Wednesday, October 27, 2010

NEW YORK TO THE BREEDERS' CUP: QUALITY ROAD AND LIFE AT TEN

**This is part of a series that profiles the top New York-based contenders heading to the Breeders’ Cup. Please see the attached photos of Quality Road and Life At Ten. Credit NYRA, Adam Coglianese**

 

Wednesday, October 27, 2010

 

Contact: Jon Forbes

jforbes@nyrainc.com

 

NEW YORK TO THE BREEDERS’ CUP: QUALITY ROAD AND LIFE AT TEN

 

ELMONT, N.Y. – For trainer Todd Pletcher, starts in the Breeders’ Cup by Quality Road and Life At Ten have been a long time coming.

 

After Quality Road was scratched at the starting gate for last year’s Breeders’ Cup Classic, Pletcher put together a long-range plan to give the Edward P. Evans homebred another chance at competing in North America’s richest race, and he will likely be one of the favorites when he heads postward on November 6. Candy DeBartolo’s Life At Ten, meanwhile, was eligible for the first allowance condition one year ago, but now stands among the leading contenders for the Breeders’ Cup Ladies’ Classic on November 5.

 

Given a brief break following his jettisoned attempt at competing in the 2009 Classic, Quality Road returned to the races in style with emphatic victories in the Grade 3 Hal’s Hope and Grade 1 Donn Handicap at Gulfstream. Pletcher knew exactly where he wanted the 4-year-old colt to make his next three starts, and they were all Grade 1 races in New York: the Metropolitan Handicap on Labor Day, the Whitney on August 7, and the Woodward over Labor Day weekend.

 

“We laid out a schedule last November after we decided to not run in the Cigar Mile,” said Pletcher. “The Donn is biggest race for older horses at Gulfstream, and we thought the Met Mile, from a stallion-making perspective, was a key race. Obviously the Whitney and Woodward are some of the most significant races on the East Coast for older horses.
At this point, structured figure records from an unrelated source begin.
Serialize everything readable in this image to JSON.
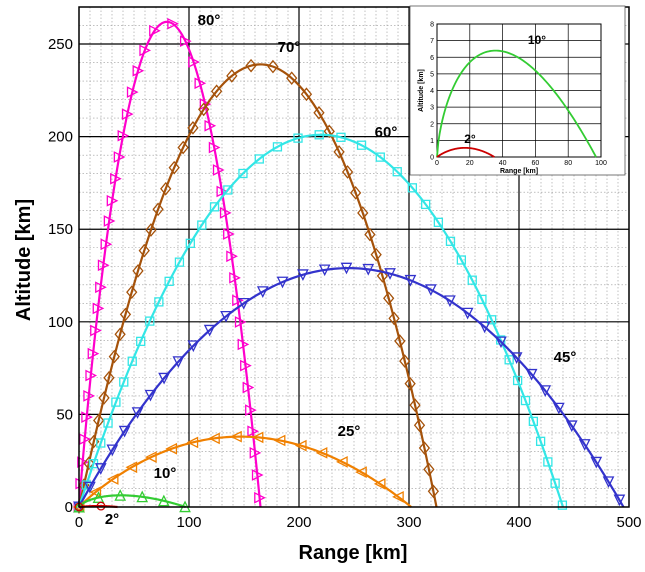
{
  "chart_data": [
    {
      "type": "line",
      "title": "",
      "xlabel": "Range [km]",
      "ylabel": "Altitude [km]",
      "xlim": [
        0,
        500
      ],
      "ylim": [
        0,
        270
      ],
      "x_ticks": [
        0,
        100,
        200,
        300,
        400,
        500
      ],
      "y_ticks": [
        0,
        50,
        100,
        150,
        200,
        250
      ],
      "grid": "major solid, minor dotted",
      "series": [
        {
          "name": "80°",
          "color": "#ff00cc",
          "marker": "triangle-right",
          "range": 165,
          "apex": [
            85,
            262
          ]
        },
        {
          "name": "70°",
          "color": "#a5520a",
          "marker": "diamond",
          "range": 325,
          "apex": [
            160,
            239
          ]
        },
        {
          "name": "60°",
          "color": "#33e6e6",
          "marker": "square",
          "range": 440,
          "apex": [
            220,
            201
          ]
        },
        {
          "name": "45°",
          "color": "#3333cc",
          "marker": "triangle-down",
          "range": 495,
          "apex": [
            250,
            129
          ]
        },
        {
          "name": "25°",
          "color": "#f08000",
          "marker": "triangle-left",
          "range": 302,
          "apex": [
            155,
            38
          ]
        },
        {
          "name": "10°",
          "color": "#33cc33",
          "marker": "triangle-up",
          "range": 97,
          "apex": [
            58,
            6.3
          ]
        },
        {
          "name": "2°",
          "color": "#cc0000",
          "marker": "circle",
          "range": 35,
          "apex": [
            18,
            0.5
          ]
        }
      ]
    },
    {
      "type": "line",
      "title": "",
      "xlabel": "Range [km]",
      "ylabel": "Altitude [km]",
      "xlim": [
        0,
        100
      ],
      "ylim": [
        0,
        8
      ],
      "x_ticks": [
        0,
        20,
        40,
        60,
        80,
        100
      ],
      "y_ticks": [
        0,
        1,
        2,
        3,
        4,
        5,
        6,
        7,
        8
      ],
      "grid": "major solid",
      "series": [
        {
          "name": "10°",
          "color": "#33cc33",
          "range": 97,
          "apex": [
            60,
            6.4
          ]
        },
        {
          "name": "2°",
          "color": "#cc0000",
          "range": 35,
          "apex": [
            18,
            0.55
          ]
        }
      ]
    }
  ]
}
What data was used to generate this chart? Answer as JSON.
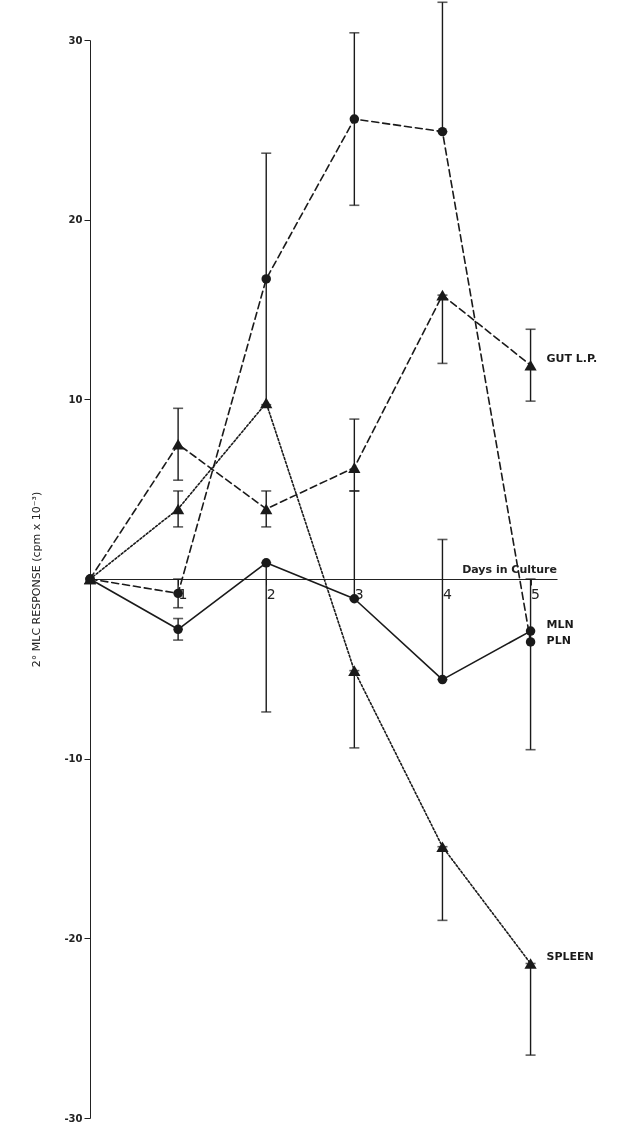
{
  "chart_data": {
    "type": "line",
    "xlabel": "Days in Culture",
    "ylabel": "2° MLC RESPONSE (cpm x 10⁻³)",
    "xlim": [
      0,
      5.3
    ],
    "xticks": [
      1,
      2,
      3,
      4,
      5
    ],
    "ylim": [
      -30,
      30
    ],
    "yticks": [
      -30,
      -20,
      -10,
      10,
      20,
      30
    ],
    "grid": false,
    "series": [
      {
        "name": "PLN",
        "color": "#1a1a1a",
        "marker": "circle",
        "line_style": "dashed",
        "x": [
          0,
          1,
          2,
          3,
          4,
          5
        ],
        "values": [
          0,
          -0.8,
          16.7,
          25.6,
          24.9,
          -3.5
        ],
        "errors": [
          null,
          0.8,
          [
            9.7,
            23.7
          ],
          4.8,
          [
            24.9,
            32.1
          ],
          [
            -9.5,
            0
          ]
        ]
      },
      {
        "name": "MLN",
        "color": "#1a1a1a",
        "marker": "circle",
        "line_style": "solid",
        "x": [
          0,
          1,
          2,
          3,
          4,
          5
        ],
        "values": [
          0,
          -2.8,
          0.9,
          -1.1,
          -5.6,
          -2.9
        ],
        "errors": [
          null,
          0.6,
          [
            -7.4,
            0.9
          ],
          [
            -1.1,
            4.9
          ],
          [
            -5.6,
            2.2
          ],
          null
        ]
      },
      {
        "name": "GUT L.P.",
        "color": "#1a1a1a",
        "marker": "triangle",
        "line_style": "dashed",
        "x": [
          0,
          1,
          2,
          3,
          4,
          5
        ],
        "values": [
          0,
          7.5,
          3.9,
          6.2,
          15.8,
          11.9
        ],
        "errors": [
          null,
          2,
          1,
          [
            4.9,
            8.9
          ],
          [
            12,
            15.8
          ],
          2
        ]
      },
      {
        "name": "SPLEEN",
        "color": "#1a1a1a",
        "marker": "triangle",
        "line_style": "dotted",
        "x": [
          0,
          1,
          2,
          3,
          4,
          5
        ],
        "values": [
          0,
          3.9,
          9.8,
          -5.1,
          -14.9,
          -21.4
        ],
        "errors": [
          null,
          1,
          null,
          [
            -9.4,
            -5.1
          ],
          [
            -19,
            -14.9
          ],
          [
            -26.5,
            -21.4
          ]
        ]
      }
    ]
  }
}
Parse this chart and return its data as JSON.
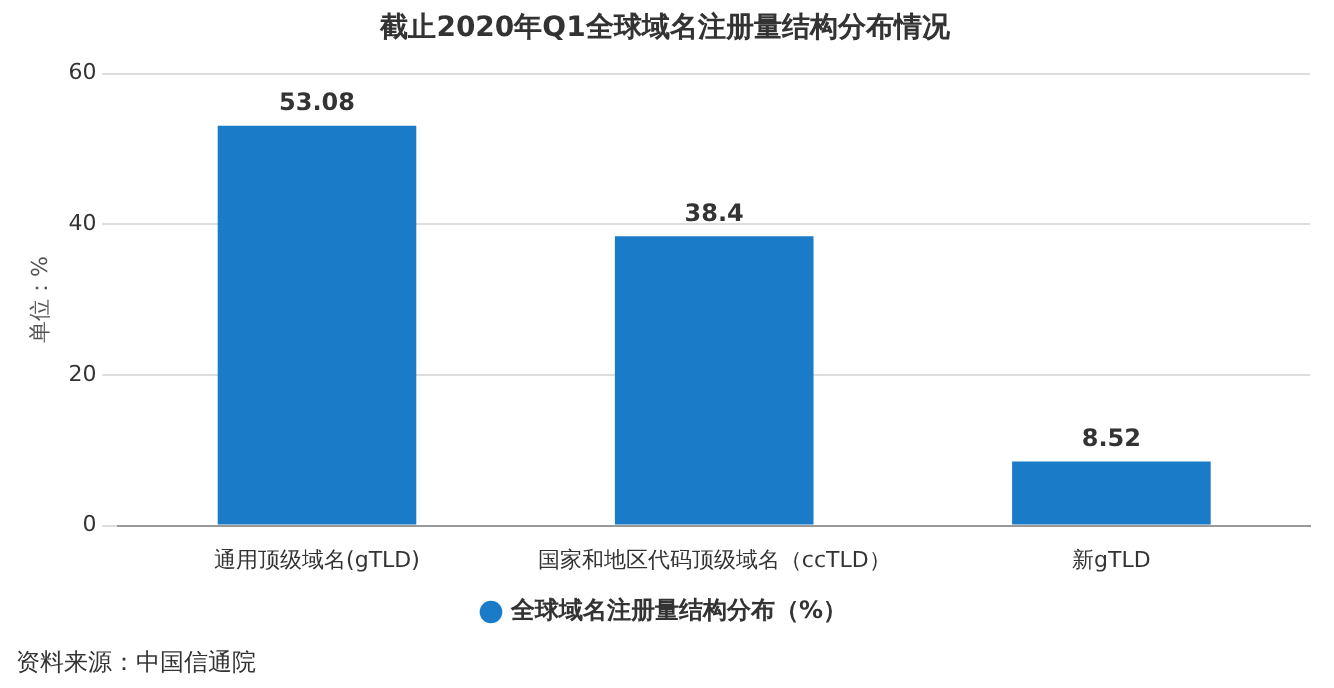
{
  "chart_data": {
    "type": "bar",
    "title": "截止2020年Q1全球域名注册量结构分布情况",
    "ylabel": "单位：%",
    "categories": [
      "通用顶级域名(gTLD)",
      "国家和地区代码顶级域名（ccTLD）",
      "新gTLD"
    ],
    "series": [
      {
        "name": "全球域名注册量结构分布（%）",
        "color": "#1a7bc9",
        "values": [
          53.08,
          38.4,
          8.52
        ]
      }
    ],
    "ylim": [
      0,
      60
    ],
    "yticks": [
      0,
      20,
      40,
      60
    ],
    "grid": "y",
    "legend": "bottom",
    "data_labels": true,
    "annotations": [
      "资料来源：中国信通院"
    ]
  }
}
We thought he could compete in those races and remain in peak form.”

 

After winning the Met Mile at Belmont in 1:33.11, tied for the second-quickest time in the race’s history, Quality Road led in deep stretch of the Whitney Handicap at Saratoga before he was tagged late by Blame, who got up by a head. Returning from that runner-up effort four weeks later in the Woodward, Quality Road made amends with a facile 4 ¾-length success, with Blame bypassing the race in favor of the Grade 1 Jockey Club Gold Cup Invitational.

 

“Knock on wood, apart from coming up a head short in the Whitney, everything has gone according to plan,” said Pletcher.

 

Pletcher is confident Quality Road’s gate problems are part of the past and that he’ll cap his already stellar career with a victory in the Classic.

 

“He has been very well behaved at the gate so far,” said Pletcher. “It’s something we’ll continue to work on to be sure, but it speaks a lot of his mental toughness that he could basically put that horrific event at Santa Anita behind him. His record at this point speaks for itself. He is a horse where you could make a case that he’d be the favorite in the Breeders’ Cup Sprint and the Dirt Mile, and one of the favorites for the Breeders’ Cup Classic, which speaks of his ability and versatility.”

 

Pletcher said he had high expectations for Life At Ten after she was acquired privately following a second in her debut in November 2007, but the filly underperformed at first, which the trainer largely attributed to synthetic race tracks. After finishing second in two allowance races on the dirt at Saratoga and seventh over yielding turf at Belmont, Life At Ten commenced her turnaround with a victory in an allowance at the Aqueduct last November.

 

“We were a little bit frustrated at Saratoga last summer because she worked extremely well and then finished second twice,” said Pletcher. “Being out of a Rahy mare we thought we should try her on the grass, and that didn’t go well. We ended up running her in a six-furlong one-other-than because the longer race didn’t fill, and she came from off the pace and won. And from that point on, everything fell into place.”

 

Following her allowance victory with a pair of stakes scores over the inner track at the Big A, Life At Ten then continued her upward ascent by taking the Grade 3 Sixty Sails Handicap at Hawthorne, the Grade 1 Ogden Phipps Handicap at Belmont, and the Grade 2 Delaware Handicap at Delaware Park. A third-place finish in the Grade 1 Personal Ensign at Saratoga snapped her six-race winning streak, but Pletcher places none of the blame on his filly, who dueled early with Rachel Alexandra before yielding in the stretch.

 

“She has pretty much been perfect all year, with the exception of the Personal Ensign where we made a tactical error,” said Pletcher. “We made an aggressive play to take the race to Rachel Alexandra, and it certainly backfired.”

 

Life At Ten exited her strenuous effort in the Personal Ensign in good shape, and Pletcher saw no reason to not wheel her back five weeks later in Belmont’s Grade 1 Beldame on October 2, a race she’d go on to win by two lengths over Unrivaled Belle.

 

“We were confident she was back on her ‘A’ game, and for whatever reason I don’t think Saratoga is her favorite surface,” said Pletcher.

 

With the Breeders’ Cup now just nine days away, Pletcher realizes his wait is nearly over.

 

“We’re not there yet,” said Pletcher. “But we’re one step closer after this week.”